Monahan hit a career-high 82 points in 2018-19, but has scored just 99 over the last three seasons (185 games), largely due to hip problems. Separate hip surgeries each of the last two offseasons give hope Monahan is finally healthy and can pick up where he left off just three years ago, though.

For the Calgary Flames, the uncertainty surrounding Monahan was too much, especially with Nazem Kadri available as a free agent. So, to make room, they made the difficult choice to package him with a conditional first-round pick in a trade with the Habs, for whom the choice was actually very easy in comparison.

Monahan is the perfect low-risk, high-reward acquisition Hughes should be chasing with expectations for the Canadiens as low as they are, especially with cap space to spare with news that goalie Carey Price and his $10.5 million cap hit are realistically headed to long-term injured reserve. There is no downside whatsoever to giving up nothing but “future considerations” for both Monahan and a first-round pick. The only hang-up is to what end?

Sean Monahan Calgary Flames
Current-Montreal Canadiens forward Sean Monahan – (Amy Irvin / The Hockey Writers)

There is at least a chance the Canadiens decide to re-sign Monahan, assuming he bounces back from his hip surgeries and rediscovers some semblance of the scoring touch he’s displayed in the past as a three-time 30-goal scorer. Hughes has suggested it’s a possibility, while the Canadiens would need an insurance policy for their young No. 2 center of the future in Kirby Dach. So, in some respects, re-signing Monahan makes sense.

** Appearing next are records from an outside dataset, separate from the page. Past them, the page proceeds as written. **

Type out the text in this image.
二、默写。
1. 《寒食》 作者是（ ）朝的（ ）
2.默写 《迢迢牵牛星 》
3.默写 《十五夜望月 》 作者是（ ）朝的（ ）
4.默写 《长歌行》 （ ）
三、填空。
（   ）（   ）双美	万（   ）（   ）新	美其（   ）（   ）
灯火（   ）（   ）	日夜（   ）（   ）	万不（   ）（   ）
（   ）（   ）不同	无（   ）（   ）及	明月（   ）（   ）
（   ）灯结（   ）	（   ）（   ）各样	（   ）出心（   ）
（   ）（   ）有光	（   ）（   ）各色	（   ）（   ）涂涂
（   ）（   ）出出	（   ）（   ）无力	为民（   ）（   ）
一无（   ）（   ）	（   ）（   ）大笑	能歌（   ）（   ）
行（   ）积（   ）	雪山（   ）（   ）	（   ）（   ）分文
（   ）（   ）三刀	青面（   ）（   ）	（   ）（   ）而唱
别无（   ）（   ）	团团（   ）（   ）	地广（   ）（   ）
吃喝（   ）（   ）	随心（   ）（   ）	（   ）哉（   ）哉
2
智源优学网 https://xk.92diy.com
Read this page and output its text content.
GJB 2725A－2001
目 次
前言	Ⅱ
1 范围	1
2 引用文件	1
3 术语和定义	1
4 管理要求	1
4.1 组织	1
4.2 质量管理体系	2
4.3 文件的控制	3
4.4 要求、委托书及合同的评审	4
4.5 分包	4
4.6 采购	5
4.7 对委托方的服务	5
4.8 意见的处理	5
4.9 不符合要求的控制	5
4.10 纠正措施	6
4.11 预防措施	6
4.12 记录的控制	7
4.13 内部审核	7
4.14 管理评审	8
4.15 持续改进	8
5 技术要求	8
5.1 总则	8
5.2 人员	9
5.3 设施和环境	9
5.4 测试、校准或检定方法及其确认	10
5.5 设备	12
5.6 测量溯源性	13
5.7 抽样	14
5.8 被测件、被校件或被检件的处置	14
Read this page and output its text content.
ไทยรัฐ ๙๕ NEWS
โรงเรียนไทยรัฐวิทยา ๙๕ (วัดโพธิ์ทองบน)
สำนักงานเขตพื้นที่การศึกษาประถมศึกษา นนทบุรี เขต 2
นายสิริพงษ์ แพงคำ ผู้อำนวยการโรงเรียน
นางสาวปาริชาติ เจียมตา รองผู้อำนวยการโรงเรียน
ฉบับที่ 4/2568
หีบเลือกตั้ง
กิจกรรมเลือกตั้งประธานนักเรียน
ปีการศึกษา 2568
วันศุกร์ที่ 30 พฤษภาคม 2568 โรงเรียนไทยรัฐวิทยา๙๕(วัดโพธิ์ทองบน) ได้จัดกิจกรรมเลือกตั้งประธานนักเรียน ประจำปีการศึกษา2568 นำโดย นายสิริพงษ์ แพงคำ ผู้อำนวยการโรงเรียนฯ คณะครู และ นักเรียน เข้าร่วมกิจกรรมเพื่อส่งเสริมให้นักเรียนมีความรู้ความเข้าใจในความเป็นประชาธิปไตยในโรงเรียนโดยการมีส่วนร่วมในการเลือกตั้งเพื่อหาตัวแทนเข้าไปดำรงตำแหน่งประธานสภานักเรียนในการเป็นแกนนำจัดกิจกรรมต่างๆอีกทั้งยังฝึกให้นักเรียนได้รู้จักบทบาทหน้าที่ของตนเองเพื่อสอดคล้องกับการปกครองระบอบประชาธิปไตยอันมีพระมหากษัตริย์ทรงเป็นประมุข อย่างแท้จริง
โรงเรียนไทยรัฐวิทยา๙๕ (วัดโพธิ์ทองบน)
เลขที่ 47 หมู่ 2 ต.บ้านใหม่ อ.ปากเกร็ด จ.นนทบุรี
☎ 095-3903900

Ultimately though, Christian Dvorak does all Monahan can do and more from that perspective with far less risk, seeing as Dvorak’s cost-effective contract expires in three seasons. Re-signing even a resurgent Monahan to a long-term deal, seeing as he’d probably be looking for some job security with his next contract, is kind of, well, crazy. So, the best play is to trade him next deadline. If he doesn’t rebound though, the only play is to cut ties with him altogether as he hits free agency.

1. Jake Allen

With Carey Price out of the picture, his injury potentially marking the end of his career, the Canadiens need reliable goaltending. At 32, Jake Allen unfortunately doesn’t give them that, at least not consistently, but he does provide veteran leadership to the likes of Samuel Montembeault, his current projected backup, and farmhand Cayden Primeau.

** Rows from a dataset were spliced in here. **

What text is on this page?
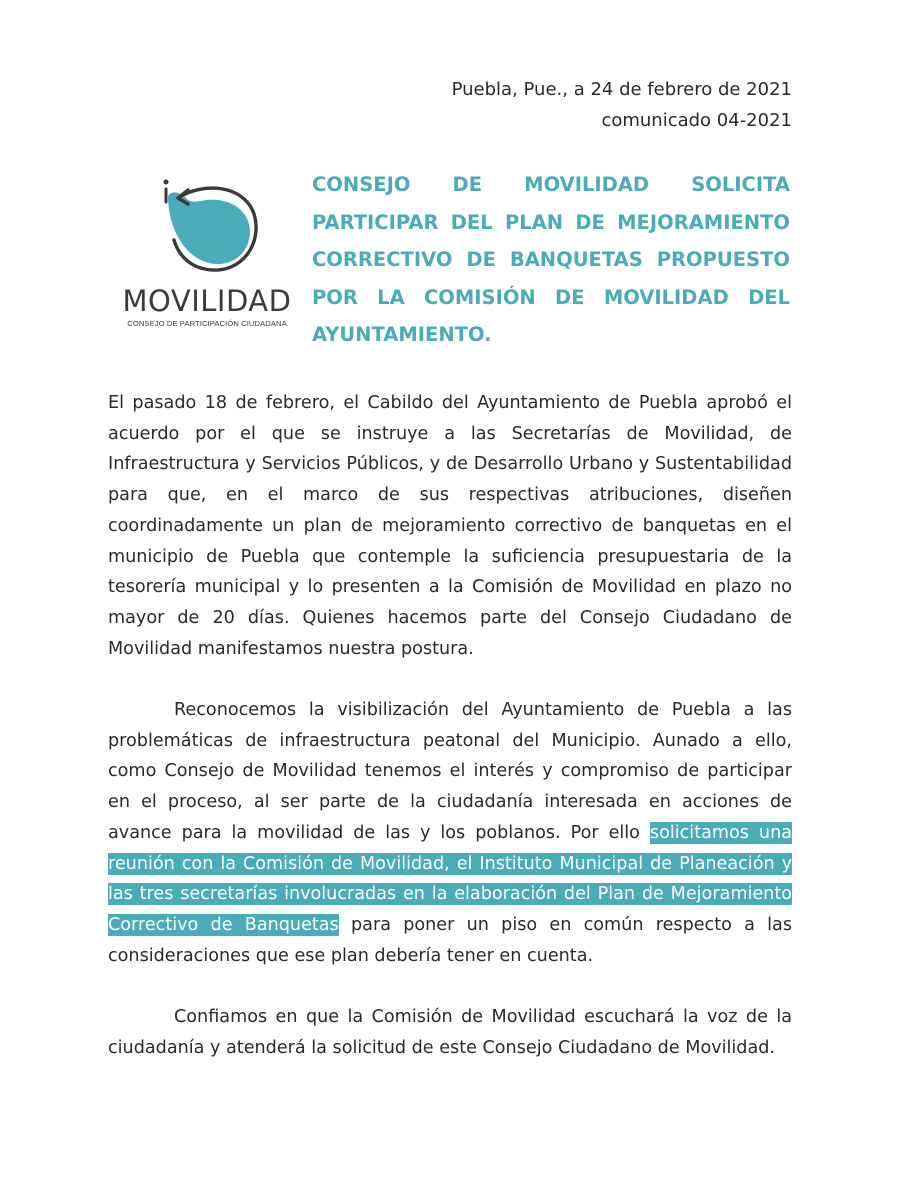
Puebla, Pue., a 24 de febrero de 2021
comunicado 04-2021
MOVILIDAD
CONSEJO DE PARTICIPACIÓN CIUDADANA
CONSEJO DE MOVILIDAD SOLICITA PARTICIPAR DEL PLAN DE MEJORAMIENTO CORRECTIVO DE BANQUETAS PROPUESTO POR LA COMISIÓN DE MOVILIDAD DEL AYUNTAMIENTO.

El pasado 18 de febrero, el Cabildo del Ayuntamiento de Puebla aprobó el acuerdo por el que se instruye a las Secretarías de Movilidad, de Infraestructura y Servicios Públicos, y de Desarrollo Urbano y Sustentabilidad para que, en el marco de sus respectivas atribuciones, diseñen coordinadamente un plan de mejoramiento correctivo de banquetas en el municipio de Puebla que contemple la suficiencia presupuestaria de la tesorería municipal y lo presenten a la Comisión de Movilidad en plazo no mayor de 20 días. Quienes hacemos parte del Consejo Ciudadano de Movilidad manifestamos nuestra postura.

Reconocemos la visibilización del Ayuntamiento de Puebla a las problemáticas de infraestructura peatonal del Municipio. Aunado a ello, como Consejo de Movilidad tenemos el interés y compromiso de participar en el proceso, al ser parte de la ciudadanía interesada en acciones de avance para la movilidad de las y los poblanos. Por ello solicitamos una reunión con la Comisión de Movilidad, el Instituto Municipal de Planeación y las tres secretarías involucradas en la elaboración del Plan de Mejoramiento Correctivo de Banquetas para poner un piso en común respecto a las consideraciones que ese plan debería tener en cuenta.

Confiamos en que la Comisión de Movilidad escuchará la voz de la ciudadanía y atenderá la solicitud de este Consejo Ciudadano de Movilidad.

Considering the circumstances, there is no realistic way the Canadiens trade Allen this coming season. And, while he’s not a No. 1 goalie, he is the No. 1 goalie on this team. With that in mind, he’s far from a long-term solution, but, up until the point at which the Canadiens are through with their rebuild, he could be the guy, especially if how the team finishes in the standings is not a priority. At least it shouldn’t be.

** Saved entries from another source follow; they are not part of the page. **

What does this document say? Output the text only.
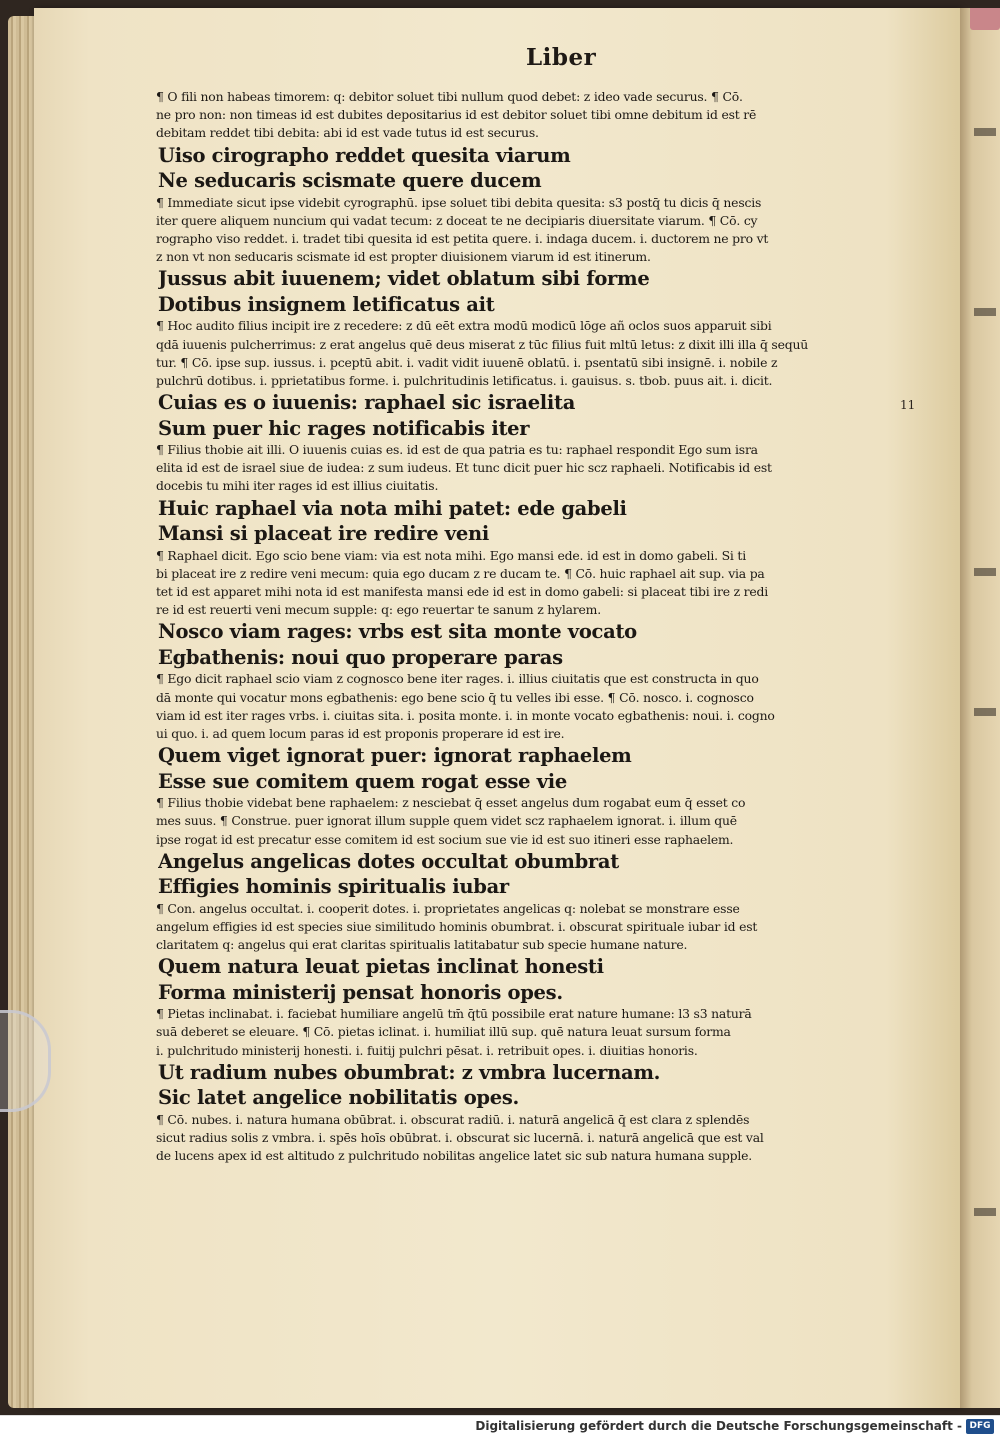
Liber
¶ O fili non habeas timorem: q: debitor soluet tibi nullum quod debet: z ideo vade securus. ¶ Cō.
ne pro non: non timeas id est dubites depositarius id est debitor soluet tibi omne debitum id est rē
debitam reddet tibi debita: abi id est vade tutus id est securus.
Uiso cirographo reddet quesita viarum
Ne seducaris scismate quere ducem
¶ Immediate sicut ipse videbit cyrographū. ipse soluet tibi debita quesita: s3 postq̄ tu dicis q̄ nescis
iter quere aliquem nuncium qui vadat tecum: z doceat te ne decipiaris diuersitate viarum. ¶ Cō. cy
rographo viso reddet. i. tradet tibi quesita id est petita quere. i. indaga ducem. i. ductorem ne pro vt
z non vt non seducaris scismate id est propter diuisionem viarum id est itinerum.
Jussus abit iuuenem; videt oblatum sibi forme
Dotibus insignem letificatus ait
¶ Hoc audito filius incipit ire z recedere: z dū eēt extra modū modicū lōge añ oclos suos apparuit sibi
qdā iuuenis pulcherrimus: z erat angelus quē deus miserat z tūc filius fuit mltū letus: z dixit illi illa q̄ sequū
tur. ¶ Cō. ipse sup. iussus. i. pceptū abit. i. vadit vidit iuuenē oblatū. i. psentatū sibi insignē. i. nobile z
pulchrū dotibus. i. pprietatibus forme. i. pulchritudinis letificatus. i. gauisus. s. tbob. puus ait. i. dicit.
Cuias es o iuuenis: raphael sic israelita
Sum puer hic rages notificabis iter
¶ Filius thobie ait illi. O iuuenis cuias es. id est de qua patria es tu: raphael respondit Ego sum isra
elita id est de israel siue de iudea: z sum iudeus. Et tunc dicit puer hic scz raphaeli. Notificabis id est
docebis tu mihi iter rages id est illius ciuitatis.
Huic raphael via nota mihi patet: ede gabeli
Mansi si placeat ire redire veni
¶ Raphael dicit. Ego scio bene viam: via est nota mihi. Ego mansi ede. id est in domo gabeli. Si ti
bi placeat ire z redire veni mecum: quia ego ducam z re ducam te. ¶ Cō. huic raphael ait sup. via pa
tet id est apparet mihi nota id est manifesta mansi ede id est in domo gabeli: si placeat tibi ire z redi
re id est reuerti veni mecum supple: q: ego reuertar te sanum z hylarem.
Nosco viam rages: vrbs est sita monte vocato
Egbathenis: noui quo properare paras
¶ Ego dicit raphael scio viam z cognosco bene iter rages. i. illius ciuitatis que est constructa in quo
dā monte qui vocatur mons egbathenis: ego bene scio q̄ tu velles ibi esse. ¶ Cō. nosco. i. cognosco
viam id est iter rages vrbs. i. ciuitas sita. i. posita monte. i. in monte vocato egbathenis: noui. i. cogno
ui quo. i. ad quem locum paras id est proponis properare id est ire.
Quem viget ignorat puer: ignorat raphaelem
Esse sue comitem quem rogat esse vie
¶ Filius thobie videbat bene raphaelem: z nesciebat q̄ esset angelus dum rogabat eum q̄ esset co
mes suus. ¶ Construe. puer ignorat illum supple quem videt scz raphaelem ignorat. i. illum quē
ipse rogat id est precatur esse comitem id est socium sue vie id est suo itineri esse raphaelem.
Angelus angelicas dotes occultat obumbrat
Effigies hominis spiritualis iubar
¶ Con. angelus occultat. i. cooperit dotes. i. proprietates angelicas q: nolebat se monstrare esse
angelum effigies id est species siue similitudo hominis obumbrat. i. obscurat spirituale iubar id est
claritatem q: angelus qui erat claritas spiritualis latitabatur sub specie humane nature.
Quem natura leuat pietas inclinat honesti
Forma ministerij pensat honoris opes.
¶ Pietas inclinabat. i. faciebat humiliare angelū tm̄ q̄tū possibile erat nature humane: l3 s3 naturā
suā deberet se eleuare. ¶ Cō. pietas iclinat. i. humiliat illū sup. quē natura leuat sursum forma
i. pulchritudo ministerij honesti. i. fuitij pulchri pēsat. i. retribuit opes. i. diuitias honoris.
Ut radium nubes obumbrat: z vmbra lucernam.
Sic latet angelice nobilitatis opes.
¶ Cō. nubes. i. natura humana obūbrat. i. obscurat radiū. i. naturā angelicā q̄ est clara z splendēs
sicut radius solis z vmbra. i. spēs hoīs obūbrat. i. obscurat sic lucernā. i. naturā angelicā que est val
de lucens apex id est altitudo z pulchritudo nobilitas angelice latet sic sub natura humana supple.
11
Digitalisierung gefördert durch die Deutsche Forschungsgemeinschaft - DFG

Jake Allen Montreal Canadiens
Montreal Canadiens goalie Jake Allen – (Photo by Codie McLachlan/Getty Images)

To be clear, Allen’s not a bad goalie. He’s just a No. 1 based on his career up to this point, nor is he a game-breaking talent like Price. Especially with the defense being in the shape it’s in, i.e., largely inexperienced and in transition, no one can reasonably expect Allen to make a difference. If that’s the level of quality of goaltending with which the Habs are comfortable past this season for the foreseeable future, why not try to re-sign him, then?

It of course remains to be seen if Allen is willing to stay on as glorified fodder. Someone will have to be though, before the Canadiens’ defense catches up to its offense in terms depth. At least they know Allen. Until the right goalie to replace Price comes along, whether that’s Primeau or someone via trade or free agency, Allen will do. For all intents and purposes, he’s the right goalie for right now, potentially even beyond this season.